Whether this was from a genuine interest in and commitment to these issues, or because these companies cynically concluded that “wokeism” is good for the bottom line, it was a significant shift, and a good sign that ideas that had once been limited to the fringes of public debate were now mainstream. But money from these same corporations continues to work against criminal justice reform at a crucial level: state judicial elections.
In 38 states, state supreme court and appellate court justices are elected or retained through election after their initial appointment. In recent decades, as these judges have gained a larger role in setting public policy, these elections have become increasingly partisan and politicized. But because judicial races still get relatively little attention, they remain an area where interest groups can still get a lot of bang per donated buck. Spending on state supreme court races spiked from $12.8 million in 2007-2008 to about $70 million in 2015-2016.
And a common way to attack judges is to accuse them of being “soft on crime.” In states with some of the most contentious supreme court elections in recent years — Ohio, Michigan, Wisconsin, Louisiana — campaign ads have singled out a judge’s rulings to scare voters about “setting child killers” or rapists free.
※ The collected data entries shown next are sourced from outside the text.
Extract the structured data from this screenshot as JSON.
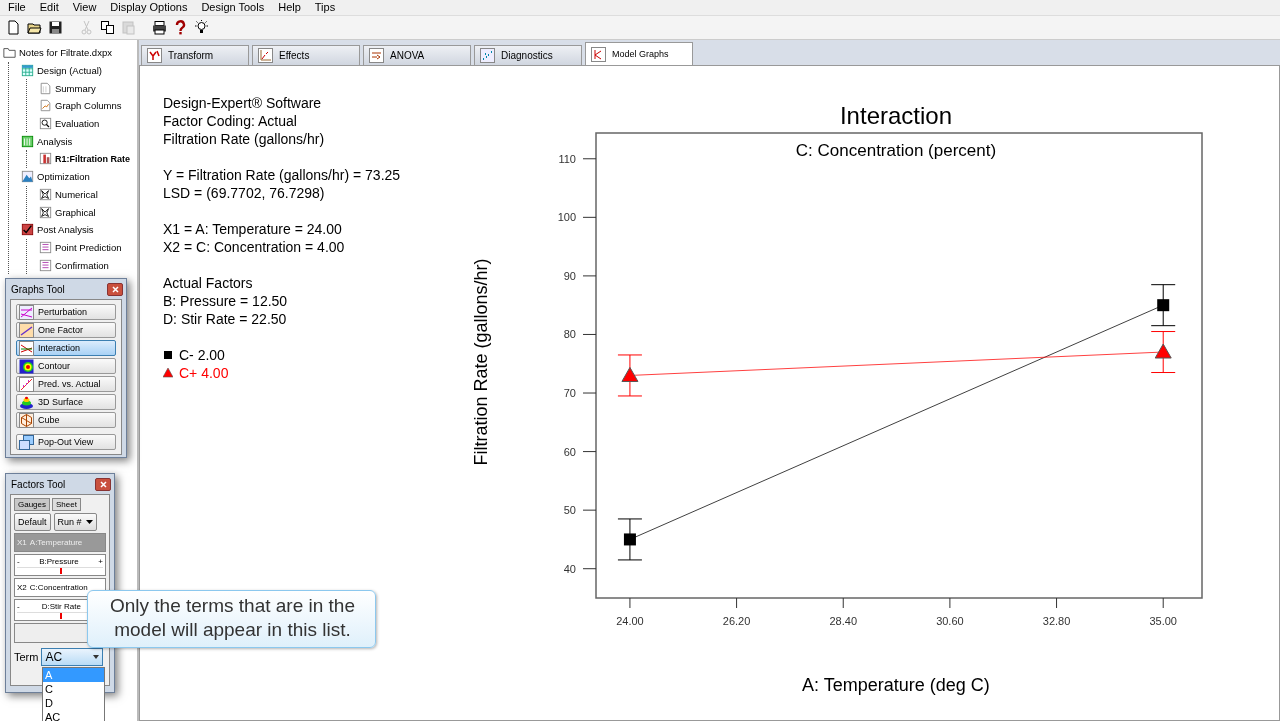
{
  "menu": [
    "File",
    "Edit",
    "View",
    "Display Options",
    "Design Tools",
    "Help",
    "Tips"
  ],
  "toolbar": [
    {
      "kind": "new",
      "disabled": false
    },
    {
      "kind": "open",
      "disabled": false
    },
    {
      "kind": "save",
      "disabled": false
    },
    {
      "kind": "cut",
      "disabled": true
    },
    {
      "kind": "copy",
      "disabled": false
    },
    {
      "kind": "paste",
      "disabled": true
    },
    {
      "kind": "print",
      "disabled": false
    },
    {
      "kind": "help",
      "disabled": false
    },
    {
      "kind": "tip",
      "disabled": false
    }
  ],
  "tree": {
    "label": "Notes for Filtrate.dxpx",
    "kind": "folder",
    "selected": false,
    "children": [
      {
        "label": "Design (Actual)",
        "kind": "grid",
        "selected": false,
        "children": [
          {
            "label": "Summary",
            "kind": "page",
            "selected": false
          },
          {
            "label": "Graph Columns",
            "kind": "graph",
            "selected": false
          },
          {
            "label": "Evaluation",
            "kind": "magnifier",
            "selected": false
          }
        ]
      },
      {
        "label": "Analysis",
        "kind": "bars",
        "selected": false,
        "children": [
          {
            "label": "R1:Filtration Rate",
            "kind": "response",
            "selected": true
          }
        ]
      },
      {
        "label": "Optimization",
        "kind": "mountain",
        "selected": false,
        "children": [
          {
            "label": "Numerical",
            "kind": "star",
            "selected": false
          },
          {
            "label": "Graphical",
            "kind": "star",
            "selected": false
          }
        ]
      },
      {
        "label": "Post Analysis",
        "kind": "check",
        "selected": false,
        "children": [
          {
            "label": "Point Prediction",
            "kind": "table",
            "selected": false
          },
          {
            "label": "Confirmation",
            "kind": "table",
            "selected": false
          }
        ]
      }
    ]
  },
  "tabs": [
    {
      "label": "Transform",
      "kind": "transform",
      "selected": false
    },
    {
      "label": "Effects",
      "kind": "effects",
      "selected": false
    },
    {
      "label": "ANOVA",
      "kind": "anova",
      "selected": false
    },
    {
      "label": "Diagnostics",
      "kind": "diagnostics",
      "selected": false
    },
    {
      "label": "Model Graphs",
      "kind": "graphs",
      "selected": true
    }
  ],
  "info": [
    [
      "Design-Expert® Software",
      "Factor Coding: Actual",
      "Filtration Rate (gallons/hr)"
    ],
    [
      "Y = Filtration Rate (gallons/hr) = 73.25",
      "LSD = (69.7702, 76.7298)"
    ],
    [
      "X1 = A: Temperature = 24.00",
      "X2 = C: Concentration = 4.00"
    ],
    [
      "Actual Factors",
      "B: Pressure = 12.50",
      "D: Stir Rate = 22.50"
    ]
  ],
  "chart_data": {
    "type": "line",
    "title": "Interaction",
    "subtitle": "C: Concentration (percent)",
    "xlabel": "A: Temperature (deg C)",
    "ylabel": "Filtration Rate (gallons/hr)",
    "x": [
      24,
      35
    ],
    "series": [
      {
        "name": "C- 2.00",
        "color": "#000000",
        "marker": "square",
        "values": [
          45,
          85
        ],
        "errors": [
          3.5,
          3.5
        ]
      },
      {
        "name": "C+ 4.00",
        "color": "#ff0000",
        "marker": "triangle",
        "values": [
          73,
          77
        ],
        "errors": [
          3.5,
          3.5
        ]
      }
    ],
    "xlim": [
      23.3,
      35.8
    ],
    "ylim": [
      35,
      114.4
    ],
    "xticks": [
      {
        "value": 24,
        "label": "24.00"
      },
      {
        "value": 26.2,
        "label": "26.20"
      },
      {
        "value": 28.4,
        "label": "28.40"
      },
      {
        "value": 30.6,
        "label": "30.60"
      },
      {
        "value": 32.8,
        "label": "32.80"
      },
      {
        "value": 35,
        "label": "35.00"
      }
    ],
    "yticks": [
      40,
      50,
      60,
      70,
      80,
      90,
      100,
      110
    ]
  },
  "graphs_tool": {
    "title": "Graphs Tool",
    "buttons": [
      {
        "label": "Perturbation",
        "kind": "perturbation",
        "selected": false
      },
      {
        "label": "One Factor",
        "kind": "onefactor",
        "selected": false
      },
      {
        "label": "Interaction",
        "kind": "interaction",
        "selected": true
      },
      {
        "label": "Contour",
        "kind": "contour",
        "selected": false
      },
      {
        "label": "Pred. vs. Actual",
        "kind": "predicted",
        "selected": false
      },
      {
        "label": "3D Surface",
        "kind": "surface",
        "selected": false
      },
      {
        "label": "Cube",
        "kind": "cube",
        "selected": false
      }
    ],
    "popout_button": {
      "label": "Pop-Out View",
      "kind": "popout"
    }
  },
  "factors_tool": {
    "title": "Factors Tool",
    "tabs": [
      {
        "label": "Gauges",
        "selected": true
      },
      {
        "label": "Sheet",
        "selected": false
      }
    ],
    "default_button": "Default",
    "run_select": "Run #",
    "factors": [
      {
        "kind": "axis",
        "axis": "X1",
        "name": "A:Temperature",
        "selected": true
      },
      {
        "kind": "gauge",
        "name": "B:Pressure",
        "minus": "-",
        "plus": "+",
        "level": 0.5
      },
      {
        "kind": "axis",
        "axis": "X2",
        "name": "C:Concentration",
        "selected": false
      },
      {
        "kind": "gauge",
        "name": "D:Stir Rate",
        "minus": "-",
        "level": 0.5
      }
    ],
    "term_label": "Term",
    "term_value": "AC",
    "term_options": [
      {
        "label": "A",
        "selected": true
      },
      {
        "label": "C",
        "selected": false
      },
      {
        "label": "D",
        "selected": false
      },
      {
        "label": "AC",
        "selected": false
      }
    ]
  },
  "callout": {
    "text": "Only the terms that are in the model will appear in this list."
  }
}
Typically, the ads misstate the law or the context of the ruling, and are later condemned or called to be retracted by independent campaign monitors and watchdog groups.
In terms of actually getting the groups’ favored candidates elected, the ads have a mixed record. In Mississippi, at least two state supreme court justices lost after being targeted. But justices in Michigan and Wisconsin have recently won reelection despite campaigns attacking their records in criminal cases.
Yet no matter the winning candidate, these ads have an unmistakable impact. A 2015 review of the academic literature by the Brennan Center for Justice found that judges and justices who emerge from races featuring ad campaigns are more likely to issue longer sentences and opt for death sentences, and less likely to rule for defendants on constitutional issues such as racial bias in jury selection, prosecutor misconduct, or ineffective assistance of counsel.
Most funding for these attacks has come from the right (though at least one Republican judge as has been attacked by Democratic interests as “soft on crime”), and much of that comes from business interests. Among the most active groups levying “soft on crime” accusations at justices in Michigan and Wisconsin, for example, have been both states’ chambers of commerce. Nationally, two advocacy groups — the Judicial Crisis Network and the Republican State Leadership Committee — have been particularly active waging these attacks, often by forming front groups in the states they’re targeting.
The JCN is a dark-money group and doesn’t reveal its donors. But the RSLC is required to disclose its donors under federal law. They include some of corporate America’s biggest names, including outspoken supporters of criminal justice reform. Google, Facebook and Amazon, for example, have all donated tens of thousands of dollars to the RSLC, with Google and Amazon donating after the George Floyd protests. (Disclosure: Amazon founder Jeff Bezos owns The Post.) Other major RSLC donors in recent years are the U.S. Chamber of Commerce, Blue Cross/Blue Shield, Berkshire Hathaway, Koch Industries and several pharmaceutical companies, all of which have also made statements or gestures supporting criminal justice reform, the protests or social justice.
Why would corporations fund attacks on judges for being soft on crime? The most likely explanation is that they believe “tough on crime” judges are more likely to be conservative, and therefore business-friendly, so they fund groups that work to elect conservative judges, irrespective of or oblivious to how they go about doing so.
But “tough on crime” judges aren’t always soft on business. Particularly in the South, politicians who rise to power through the plaintiffs’ bar or consumer advocacy often woo conservative voters by taking pro-carceral positions. And candidates who once defended corporations from state action can sometimes empathize with the people the government targets in criminal actions.
In fact, the Brennan Center’s Douglas Keith says the explanation may be even simpler. “I think they just identify a judge they want to get rid of, or a candidate they want on the court, and then they find ways to go after them, no matter how cynical or dishonest,” he says.
All of this comes in an era in which Congress and the federal courts are increasingly deferring to state courts when it comes to protecting constitutional rights, from post-conviction appeals, to police abuse, to junk forensics and wrongful convictions. The Bill of Rights is supposed to be inalienable. Yet we’re devolving its enforcement to state courts, where these groups use the democratic process to back judges who disregard those same rights.
The RSLC is a large organization, and judicial elections are only a portion of the races in which it gets involved. Because money is fungible, we can’t exactly say that one company’s $50,000 donation to the RSLC went for a “soft on crime” attack ad instead of, say, an ad about corporate income tax rates, or to support a more pro-business candidate for state attorney general.
But money talks. If a big corporate donor were to tell the RSLC or JNC that it plans to withhold further contributions until the groups cease the misleading attacks on judges over rulings in criminal cases, the groups would have no choice but to listen.